Bank für Wiederaufbau und Entwicklung
Protest gegen Kredit für Ölförderprojekt 23. Mai 2005[ngo] Gegen eine Kreditvergabe für ein Ölförderprojekt von Shell und für den Schutz der Grauwale hat die Umweltschutzorganisation Greenpeace am Montag aus Anlass der Jahrestagung der Europäischen Bank für Wiederaufbau und Entwicklung (EBRD) in Belgrad protestiert. Greenpeace-Aktivisten plazierten sich mit Bannern vor dem Eingang des Tagungszentrums, auf denen unter einem ölverschmierten Shell-Logo "Shell: Keine neue Ölbohrinsel vor Sachalin" zu lesen war. Mit einem Transparent "Kein Geld für das Töten von Walen" richtete sich Greenpeace an die EBRD, deren Entscheidung über den Kredit nach Angaben der Umweltschützer unmittelbar bevorsteht. Das von Shell geführte Konsortium wolle vor der Küste der russischen Insel Sachalin im Nordpazifik zwölf Milliarden Dollar in das weltweit teuerste Öl- und Gasförderprojekt investieren. Das hätte verheerende Auswirkungen auf die letzten hundert westpazifischen Grauwale, die ihre Nahrung an der flachen Küste Sachalins finden, so Greenpeace. "Der Schutz der Grauwale ist wichtiger als Shells Ölinteressen", sagte Karsten Smid, Ölexperte von Greenpeace. "Wenn der Konzern nicht erkennt, dass er seine Interessen nicht rücksichtslos durchsetzen kann, dann müssen die Banker einen Riegel vorschieben, sie dürfen den Kredit nicht vergeben", forderte er. Die EBRD könne sich dabei auf ihre eigenen Richtlinien berufen: "Projekte, die gewissen Umweltstandards nicht genügen und die schwere Auswirkungen auf Natur und Menschen haben, darf die Bank gar nicht finanzieren."

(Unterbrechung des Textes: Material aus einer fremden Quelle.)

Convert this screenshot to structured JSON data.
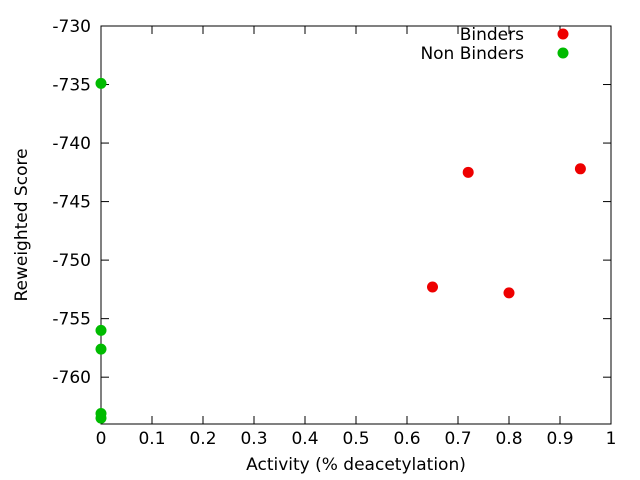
{
  "chart_data": {
    "type": "scatter",
    "title": "",
    "xlabel": "Activity (% deacetylation)",
    "ylabel": "Reweighted Score",
    "xlim": [
      0,
      1
    ],
    "ylim": [
      -764,
      -730
    ],
    "xticks": [
      0,
      0.1,
      0.2,
      0.3,
      0.4,
      0.5,
      0.6,
      0.7,
      0.8,
      0.9,
      1
    ],
    "xtick_labels": [
      "0",
      "0.1",
      "0.2",
      "0.3",
      "0.4",
      "0.5",
      "0.6",
      "0.7",
      "0.8",
      "0.9",
      "1"
    ],
    "yticks": [
      -730,
      -735,
      -740,
      -745,
      -750,
      -755,
      -760
    ],
    "ytick_labels": [
      "-730",
      "-735",
      "-740",
      "-745",
      "-750",
      "-755",
      "-760"
    ],
    "grid": false,
    "legend_position": "top-right",
    "series": [
      {
        "name": "Binders",
        "color": "#ee0000",
        "points": [
          {
            "x": 0.65,
            "y": -752.3
          },
          {
            "x": 0.72,
            "y": -742.5
          },
          {
            "x": 0.8,
            "y": -752.8
          },
          {
            "x": 0.94,
            "y": -742.2
          }
        ]
      },
      {
        "name": "Non Binders",
        "color": "#00bb00",
        "points": [
          {
            "x": 0,
            "y": -734.9
          },
          {
            "x": 0,
            "y": -756.0
          },
          {
            "x": 0,
            "y": -757.6
          },
          {
            "x": 0,
            "y": -763.1
          },
          {
            "x": 0,
            "y": -763.5
          }
        ]
      }
    ]
  }
}
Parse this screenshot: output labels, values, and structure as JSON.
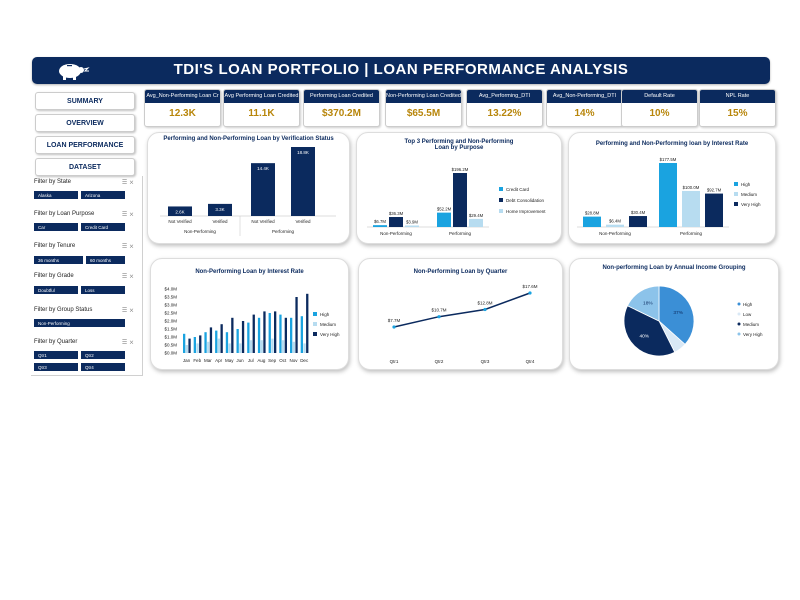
{
  "header": {
    "title": "TDI'S LOAN PORTFOLIO | LOAN PERFORMANCE ANALYSIS"
  },
  "nav": [
    "SUMMARY",
    "OVERVIEW",
    "LOAN PERFORMANCE",
    "DATASET"
  ],
  "filters": [
    {
      "label": "Filter by State",
      "chips": [
        "Alaska",
        "Arizona"
      ]
    },
    {
      "label": "Filter by Loan Purpose",
      "chips": [
        "Car",
        "Credit Card"
      ]
    },
    {
      "label": "Filter by Tenure",
      "chips": [
        "36 months",
        "60 months"
      ]
    },
    {
      "label": "Filter by Grade",
      "chips": [
        "Doubtful",
        "Loss"
      ]
    },
    {
      "label": "Filter by Group Status",
      "chips": [
        "Non-Performing"
      ]
    },
    {
      "label": "Filter by Quarter",
      "chips": [
        "Qtr1",
        "Qtr2",
        "Qtr3",
        "Qtr4"
      ]
    }
  ],
  "kpis": [
    {
      "label": "Avg_Non-Performing Loan Cr",
      "value": "12.3K"
    },
    {
      "label": "Avg Performing Loan Credited",
      "value": "11.1K"
    },
    {
      "label": "Performing Loan Credited",
      "value": "$370.2M"
    },
    {
      "label": "Non-Performing Loan Credited",
      "value": "$65.5M"
    },
    {
      "label": "Avg_Performing_DTI",
      "value": "13.22%"
    },
    {
      "label": "Avg_Non-Performing_DTI",
      "value": "14%"
    },
    {
      "label": "Default Rate",
      "value": "10%"
    },
    {
      "label": "NPL Rate",
      "value": "15%"
    }
  ],
  "colors": {
    "navy": "#0b2a5e",
    "dark": "#0a2a63",
    "cyan": "#1aa3e0",
    "light": "#b7dcf0",
    "mid": "#3b8fd6",
    "gold": "#b8860b"
  },
  "chart_data": [
    {
      "type": "bar",
      "title": "Performing and Non-Performing Loan by Verification Status",
      "groups": [
        "Non-Performing",
        "Performing"
      ],
      "categories": [
        "Not Verified",
        "Verified",
        "Not Verified",
        "Verified"
      ],
      "values": [
        2.6,
        3.3,
        14.4,
        18.8
      ],
      "labels": [
        "2.6K",
        "3.3K",
        "14.4K",
        "18.8K"
      ]
    },
    {
      "type": "bar",
      "title": "Top 3 Performing and Non-Performing Loan by Purpose",
      "categories": [
        "Non-Performing",
        "Performing"
      ],
      "series": [
        {
          "name": "Credit Card",
          "values": [
            6.7,
            52.2
          ],
          "labels": [
            "$6.7M",
            "$52.2M"
          ]
        },
        {
          "name": "Debt Consolidation",
          "values": [
            36.3,
            196.2
          ],
          "labels": [
            "$36.3M",
            "$196.2M"
          ]
        },
        {
          "name": "Home Improvement",
          "values": [
            3.9,
            29.4
          ],
          "labels": [
            "$3.9M",
            "$29.4M"
          ]
        }
      ]
    },
    {
      "type": "bar",
      "title": "Performing and Non-Performing loan by Interest Rate",
      "categories": [
        "Non-Performing",
        "Performing"
      ],
      "series": [
        {
          "name": "High",
          "values": [
            28.8,
            177.5
          ],
          "labels": [
            "$28.8M",
            "$177.5M"
          ]
        },
        {
          "name": "Medium",
          "values": [
            6.4,
            100.0
          ],
          "labels": [
            "$6.4M",
            "$100.0M"
          ]
        },
        {
          "name": "Very High",
          "values": [
            30.4,
            92.7
          ],
          "labels": [
            "$30.4M",
            "$92.7M"
          ]
        }
      ]
    },
    {
      "type": "bar",
      "title": "Non-Performing Loan by Interest Rate",
      "categories": [
        "Jan",
        "Feb",
        "Mar",
        "Apr",
        "May",
        "Jun",
        "Jul",
        "Aug",
        "Sep",
        "Oct",
        "Nov",
        "Dec"
      ],
      "yticks": [
        "$4.0M",
        "$3.5M",
        "$3.0M",
        "$2.5M",
        "$2.0M",
        "$1.5M",
        "$1.0M",
        "$0.5M",
        "$0.0M"
      ],
      "ylim": [
        0,
        4.0
      ],
      "series": [
        {
          "name": "High",
          "values": [
            1.2,
            1.0,
            1.3,
            1.4,
            1.3,
            1.5,
            1.9,
            2.2,
            2.5,
            2.4,
            2.2,
            2.3
          ]
        },
        {
          "name": "Medium",
          "values": [
            0.5,
            0.6,
            0.7,
            0.9,
            0.6,
            0.6,
            0.8,
            0.8,
            0.9,
            0.8,
            0.7,
            0.6
          ]
        },
        {
          "name": "Very High",
          "values": [
            0.9,
            1.1,
            1.6,
            1.8,
            2.2,
            2.0,
            2.4,
            2.6,
            2.6,
            2.2,
            3.5,
            3.7
          ]
        }
      ]
    },
    {
      "type": "line",
      "title": "Non-Performing Loan by Quarter",
      "categories": [
        "Qtr1",
        "Qtr2",
        "Qtr3",
        "Qtr4"
      ],
      "values": [
        7.7,
        10.7,
        12.8,
        17.6
      ],
      "labels": [
        "$7.7M",
        "$10.7M",
        "$12.8M",
        "$17.6M"
      ]
    },
    {
      "type": "pie",
      "title": "Non-performing Loan by Annual Income Grouping",
      "categories": [
        "High",
        "Low",
        "Medium",
        "Very High"
      ],
      "values": [
        37,
        6,
        40,
        18
      ],
      "labels": [
        "37%",
        "",
        "40%",
        "18%"
      ]
    }
  ]
}
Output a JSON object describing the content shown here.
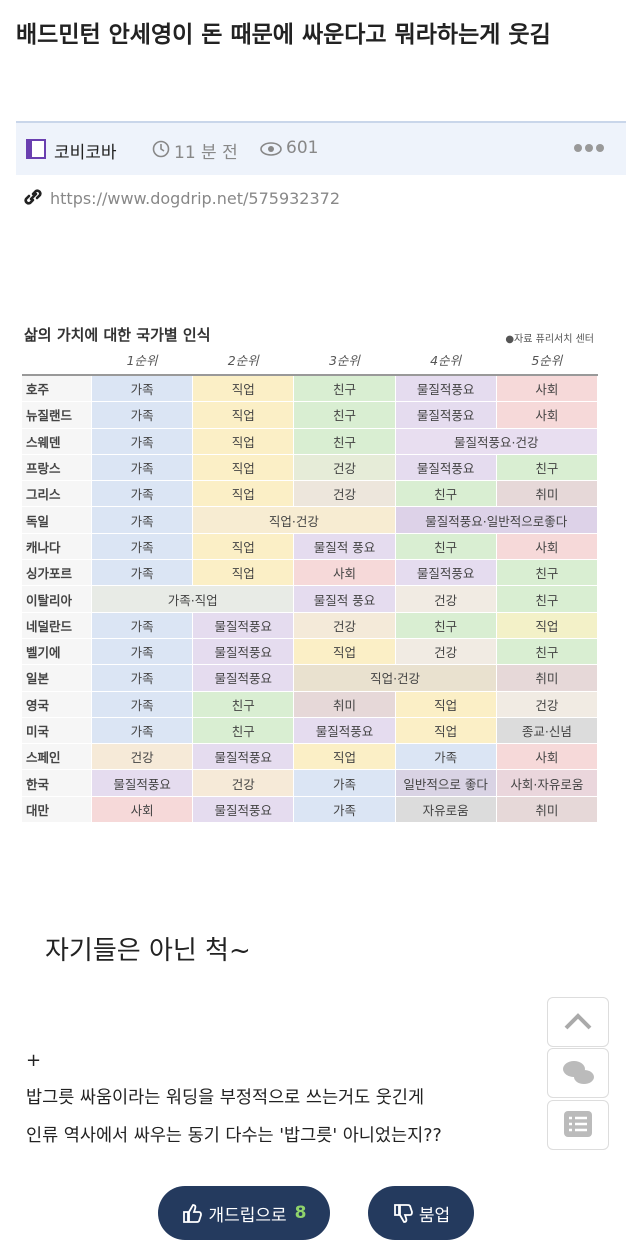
{
  "post": {
    "title": "배드민턴 안세영이 돈 때문에 싸운다고 뭐라하는게 웃김",
    "author": "코비코바",
    "time": "11 분 전",
    "views": 601,
    "url": "https://www.dogdrip.net/575932372"
  },
  "table": {
    "title": "삶의 가치에 대한 국가별 인식",
    "source": "●자료 퓨리서치 센터",
    "headers": [
      "1순위",
      "2순위",
      "3순위",
      "4순위",
      "5순위"
    ],
    "rows": [
      {
        "country": "호주",
        "cells": [
          {
            "t": "가족",
            "c": "#dbe5f4"
          },
          {
            "t": "직업",
            "c": "#fbefc6"
          },
          {
            "t": "친구",
            "c": "#d9eed2"
          },
          {
            "t": "물질적풍요",
            "c": "#e5dcef"
          },
          {
            "t": "사회",
            "c": "#f6d9d9"
          }
        ]
      },
      {
        "country": "뉴질랜드",
        "cells": [
          {
            "t": "가족",
            "c": "#dbe5f4"
          },
          {
            "t": "직업",
            "c": "#fbefc6"
          },
          {
            "t": "친구",
            "c": "#d9eed2"
          },
          {
            "t": "물질적풍요",
            "c": "#e5dcef"
          },
          {
            "t": "사회",
            "c": "#f6d9d9"
          }
        ]
      },
      {
        "country": "스웨덴",
        "cells": [
          {
            "t": "가족",
            "c": "#dbe5f4"
          },
          {
            "t": "직업",
            "c": "#fbefc6"
          },
          {
            "t": "친구",
            "c": "#d9eed2"
          },
          {
            "t": "물질적풍요·건강",
            "c": "#e8def0",
            "s": 2
          }
        ]
      },
      {
        "country": "프랑스",
        "cells": [
          {
            "t": "가족",
            "c": "#dbe5f4"
          },
          {
            "t": "직업",
            "c": "#fbefc6"
          },
          {
            "t": "건강",
            "c": "#e6ecd8"
          },
          {
            "t": "물질적풍요",
            "c": "#e5dcef"
          },
          {
            "t": "친구",
            "c": "#d9eed2"
          }
        ]
      },
      {
        "country": "그리스",
        "cells": [
          {
            "t": "가족",
            "c": "#dbe5f4"
          },
          {
            "t": "직업",
            "c": "#fbefc6"
          },
          {
            "t": "건강",
            "c": "#ede6dc"
          },
          {
            "t": "친구",
            "c": "#d9eed2"
          },
          {
            "t": "취미",
            "c": "#e6d8d8"
          }
        ]
      },
      {
        "country": "독일",
        "cells": [
          {
            "t": "가족",
            "c": "#dbe5f4"
          },
          {
            "t": "직업·건강",
            "c": "#f7ecd2",
            "s": 2
          },
          {
            "t": "물질적풍요·일반적으로좋다",
            "c": "#ddd2e8",
            "s": 2
          }
        ]
      },
      {
        "country": "캐나다",
        "cells": [
          {
            "t": "가족",
            "c": "#dbe5f4"
          },
          {
            "t": "직업",
            "c": "#fbefc6"
          },
          {
            "t": "물질적 풍요",
            "c": "#e5dcef"
          },
          {
            "t": "친구",
            "c": "#d9eed2"
          },
          {
            "t": "사회",
            "c": "#f6d9d9"
          }
        ]
      },
      {
        "country": "싱가포르",
        "cells": [
          {
            "t": "가족",
            "c": "#dbe5f4"
          },
          {
            "t": "직업",
            "c": "#fbefc6"
          },
          {
            "t": "사회",
            "c": "#f6d9d9"
          },
          {
            "t": "물질적풍요",
            "c": "#e5dcef"
          },
          {
            "t": "친구",
            "c": "#d9eed2"
          }
        ]
      },
      {
        "country": "이탈리아",
        "cells": [
          {
            "t": "가족·직업",
            "c": "#e8ebe6",
            "s": 2
          },
          {
            "t": "물질적 풍요",
            "c": "#e5dcef"
          },
          {
            "t": "건강",
            "c": "#f1ebe3"
          },
          {
            "t": "친구",
            "c": "#d9eed2"
          }
        ]
      },
      {
        "country": "네덜란드",
        "cells": [
          {
            "t": "가족",
            "c": "#dbe5f4"
          },
          {
            "t": "물질적풍요",
            "c": "#e5dcef"
          },
          {
            "t": "건강",
            "c": "#f4ead9"
          },
          {
            "t": "친구",
            "c": "#d9eed2"
          },
          {
            "t": "직업",
            "c": "#f3f1c8"
          }
        ]
      },
      {
        "country": "벨기에",
        "cells": [
          {
            "t": "가족",
            "c": "#dbe5f4"
          },
          {
            "t": "물질적풍요",
            "c": "#e5dcef"
          },
          {
            "t": "직업",
            "c": "#fbefc6"
          },
          {
            "t": "건강",
            "c": "#f1ebe3"
          },
          {
            "t": "친구",
            "c": "#d9eed2"
          }
        ]
      },
      {
        "country": "일본",
        "cells": [
          {
            "t": "가족",
            "c": "#dbe5f4"
          },
          {
            "t": "물질적풍요",
            "c": "#e5dcef"
          },
          {
            "t": "직업·건강",
            "c": "#e9e1cf",
            "s": 2
          },
          {
            "t": "취미",
            "c": "#e6d8d8"
          }
        ]
      },
      {
        "country": "영국",
        "cells": [
          {
            "t": "가족",
            "c": "#dbe5f4"
          },
          {
            "t": "친구",
            "c": "#d9eed2"
          },
          {
            "t": "취미",
            "c": "#e6d8d8"
          },
          {
            "t": "직업",
            "c": "#fbefc6"
          },
          {
            "t": "건강",
            "c": "#f1ebe3"
          }
        ]
      },
      {
        "country": "미국",
        "cells": [
          {
            "t": "가족",
            "c": "#dbe5f4"
          },
          {
            "t": "친구",
            "c": "#d9eed2"
          },
          {
            "t": "물질적풍요",
            "c": "#e5dcef"
          },
          {
            "t": "직업",
            "c": "#fbefc6"
          },
          {
            "t": "종교·신념",
            "c": "#dcdcdc"
          }
        ]
      },
      {
        "country": "스페인",
        "cells": [
          {
            "t": "건강",
            "c": "#f6ead8"
          },
          {
            "t": "물질적풍요",
            "c": "#e5dcef"
          },
          {
            "t": "직업",
            "c": "#fbefc6"
          },
          {
            "t": "가족",
            "c": "#dbe5f4"
          },
          {
            "t": "사회",
            "c": "#f6d9d9"
          }
        ]
      },
      {
        "country": "한국",
        "cells": [
          {
            "t": "물질적풍요",
            "c": "#e5dcef"
          },
          {
            "t": "건강",
            "c": "#f6ead8"
          },
          {
            "t": "가족",
            "c": "#dbe5f4"
          },
          {
            "t": "일반적으로 좋다",
            "c": "#d9d3e4"
          },
          {
            "t": "사회·자유로움",
            "c": "#ead6dc"
          }
        ]
      },
      {
        "country": "대만",
        "cells": [
          {
            "t": "사회",
            "c": "#f6d9d9"
          },
          {
            "t": "물질적풍요",
            "c": "#e5dcef"
          },
          {
            "t": "가족",
            "c": "#dbe5f4"
          },
          {
            "t": "자유로움",
            "c": "#dcdcdc"
          },
          {
            "t": "취미",
            "c": "#e6d8d8"
          }
        ]
      }
    ]
  },
  "body": {
    "heading": "자기들은 아닌 척~",
    "plus": "+",
    "lines": [
      "밥그릇 싸움이라는 워딩을 부정적으로 쓰는거도 웃긴게",
      "인류 역사에서 싸우는 동기 다수는 '밥그릇' 아니었는지??"
    ]
  },
  "buttons": {
    "up_label": "개드립으로",
    "up_count": 8,
    "down_label": "붐업"
  }
}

Die Vorkommen in Sachalin werden auf insgesamt 700 Millionen Tonnen Öl und 2.500 Milliarden Kubikmetern Gas geschätzt. Die von Shell geführte "Sakhalin Energy Investment Company" will nach Presseberichten bei mehreren Banken Kredite in Höhe von fünf Milliarden Euro aufnehmen. Die Entscheidung der EBRD ist nach Ansicht von Greenpeace deshalb besonders wichtig, da sie als erste Bank die Kreditwürdigkeit des Projektes beurteilt und eine politische Richtungsentscheidung treffe.
Bereits jetzt schade die Ausbeutung der Ölfelder vor Sachalin den westpazifischen Grauwalen. Die Meeressäuger fänden durch den Lärm der Bohrungen und Sprengungen keine Ruhe mehr, sie magerten ab. Zudem sei ihre Fortpflanzung bedroht. Unter den verbleibenden hundert Tieren lebten nur noch 23 Weibchen. "Wenn durch die Ausweitung der Ölförderung auch nur ein Weibchen pro Jahr stirbt, wird die gesamte Population unwiederbringlich ausgerottet", sagte Smid. Das bestätige eine im Februar 2005 veröffentlichte Expertenstudie der Weltnaturschutzunion IUCN, die das Ölkonsortium selbst in Auftrag gegeben habe.
Auch die Ureinwohner der Insel leiden nach Ansicht der Umweltorganisation unter dem Ölboom. Sie seien traditionell Fischer und Rentierzüchter und deshalb auf eine intakte Umwelt angewiesen.
Die Kredite der Weltbank und der EBRD für Ölprojekte stehen bereits unter massiver Kritik. Ein Bericht der Weltbank über die eigene Arbeit kommt zu dem Schluss, dass ein Großteil der Projekte Armut und Umweltzerstörung Vorschub geleistet hat, statt sie zu bekämpfen. In dem Bericht wird empfohlen, in Zukunft keine Ölprojekte, sondern Erneuerbare Energien zu finanzieren.